Gagliardi also spoke out on “rogue creditors.” Previous hold-outs (which he termed “loathsome”) had taken years to collect, and most EM debt investors were not interested in pursuing a strategy that was both extremely difficult and could entail a decade of work before being rewarded, he argued.
Panel Recommendations Include Brazil, Mexico
Ross concluded the panel with a request for the panelists’ investment recommendations, Ades suggested investors look into interest rates in Mexico, Israel and South Korea. He concurred with Mondino’s earlier implication that Argentine debt was currently over-valued, speculated that a Kirchner win would result in a delay in the debt restructuring, and advised that investors consider shorting Argentine debt.
Gagliardi asserted that investors are increasingly dictating higher-grade investment parameters to fund managers, thereby forcing managers to buy countries such as Panama which he personally did not consider attractively priced. However, Gagliardi reasoned that this was generally a positive trend, and a “more sane” approach to Emerging Markets investment. He also suggested Argentine corporates, Emerging Market equities and Kazakh debt (where a local pension system will continue to support debt prices) as longs; and expressed bewilderment at the prices of Lebanese debt, an asset he “wouldn’t touch.”
Brazil remained a top pick for Fine, and he concurred with Ades that Mexican and Israeli local markets were enticing, noting that Mexican local debt was increasingly being added to bond indices. Fine would be reluctant to short any instrument in the current market rally, with any mispricings in the market still having the potential to become “more mispriced.”

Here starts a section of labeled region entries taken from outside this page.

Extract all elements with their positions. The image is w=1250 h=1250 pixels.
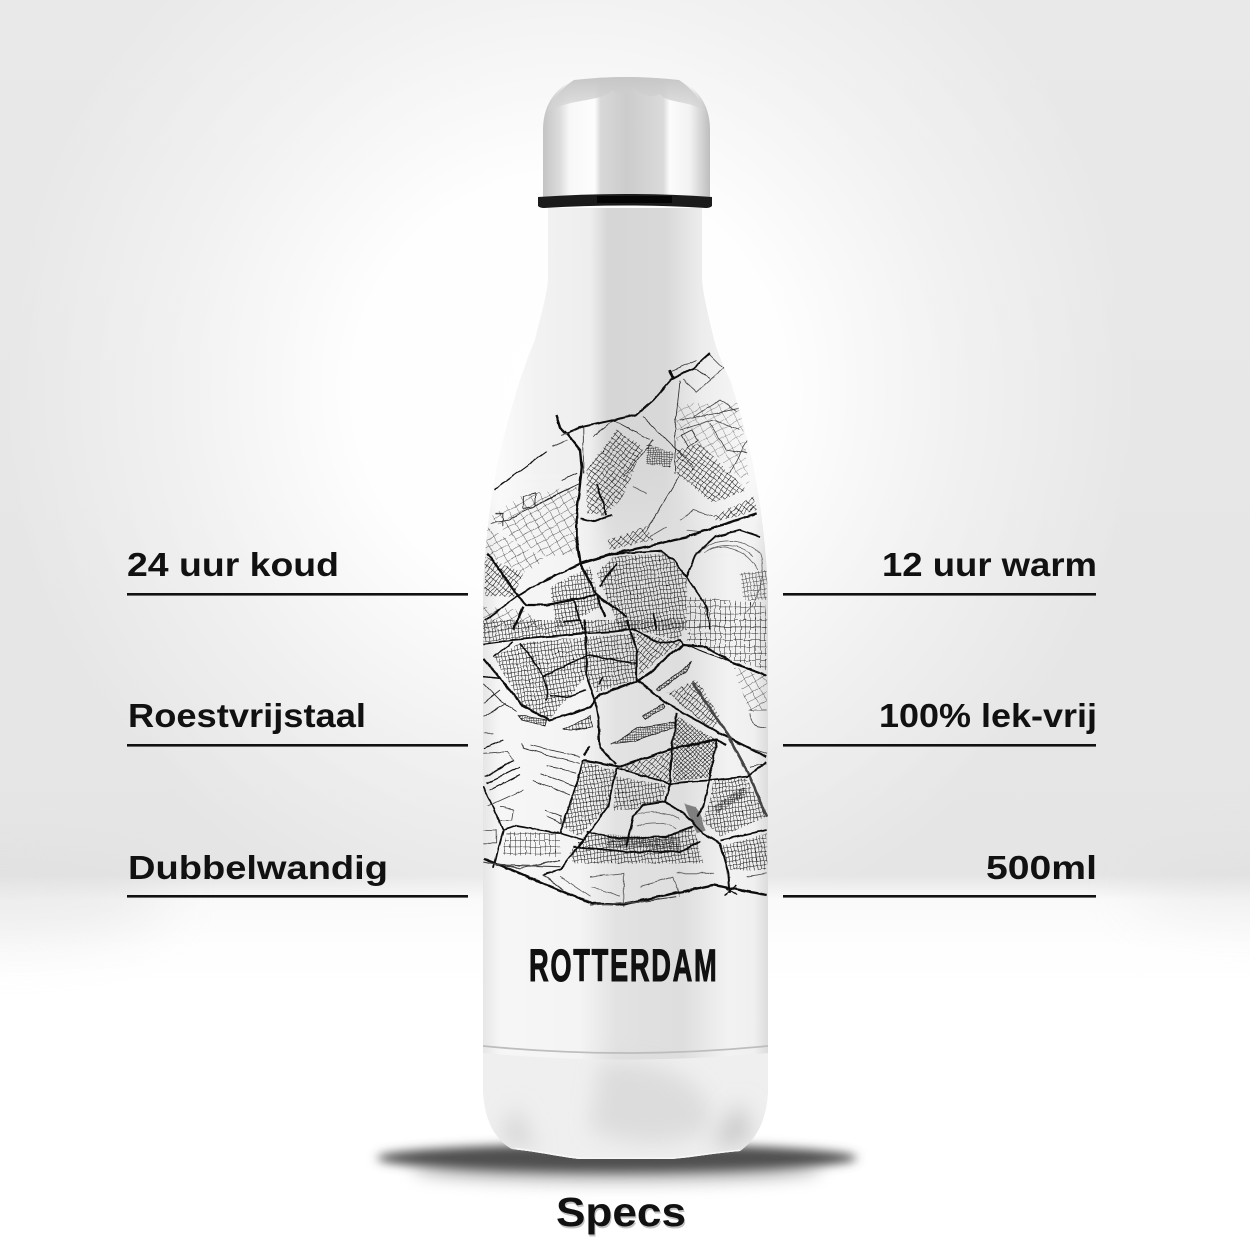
city map of Rotterdam: [483, 353, 767, 907]
north half of the map: [483, 353, 767, 630]
spec: Roestvrijstaal: Roestvrijstaal: [128, 697, 366, 734]
shadow under bottle: [377, 1144, 857, 1182]
caption: Specs: Specs: [557, 1191, 687, 1237]
caption: Specs: Specs: [556, 1189, 686, 1235]
south half of the map: [483, 620, 767, 907]
spec: 500ml: 500ml: [986, 849, 1097, 886]
cap seal ring: [538, 194, 712, 208]
base groove: [483, 1046, 768, 1053]
spec: Dubbelwandig: Dubbelwandig: [128, 849, 388, 886]
spec: 12 uur warm: 12 uur warm: [882, 546, 1097, 583]
bottle label: city name: ROTTERDAM: [529, 940, 717, 991]
bottle: [470, 77, 780, 1170]
spec: 100% lek-vrij: 100% lek-vrij: [879, 697, 1097, 734]
bottle body: [470, 200, 780, 1170]
bottle cap: [538, 77, 712, 208]
spec: 24 uur koud: 24 uur koud: [127, 546, 339, 583]
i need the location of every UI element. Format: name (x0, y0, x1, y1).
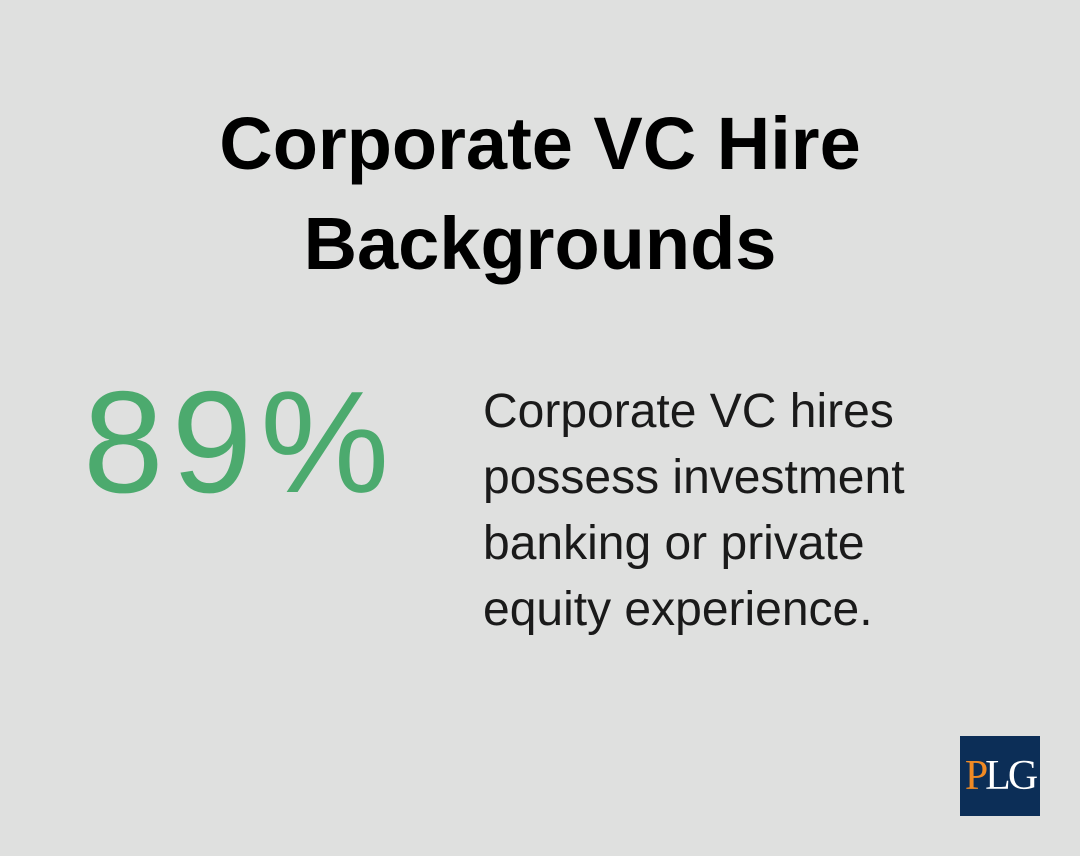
description text (483, 385, 905, 636)
description text: possess investment (483, 451, 905, 504)
title: Corporate VC Hire (219, 102, 861, 185)
title: Backgrounds (304, 202, 776, 285)
statistic: 89%: 89% (83, 361, 397, 523)
logo: PLG (960, 736, 1040, 816)
description text: equity experience. (483, 583, 873, 636)
title (219, 102, 861, 285)
description text: Corporate VC hires (483, 385, 894, 438)
logo: PLG: PLG (965, 753, 1035, 799)
description text: banking or private (483, 517, 865, 570)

De’Rossi believed further tightening was still possible for Brazilian debt, and noted that he had maintained a large overweight position in Brazil for some time. Emerging Market euro-denominated debt was also an interesting investment based on the potential appreciation of the currency, advised de’Rossi. Surprised that no one had mentioned Venezuela, he recommended buying default protection for Venezuelan debt.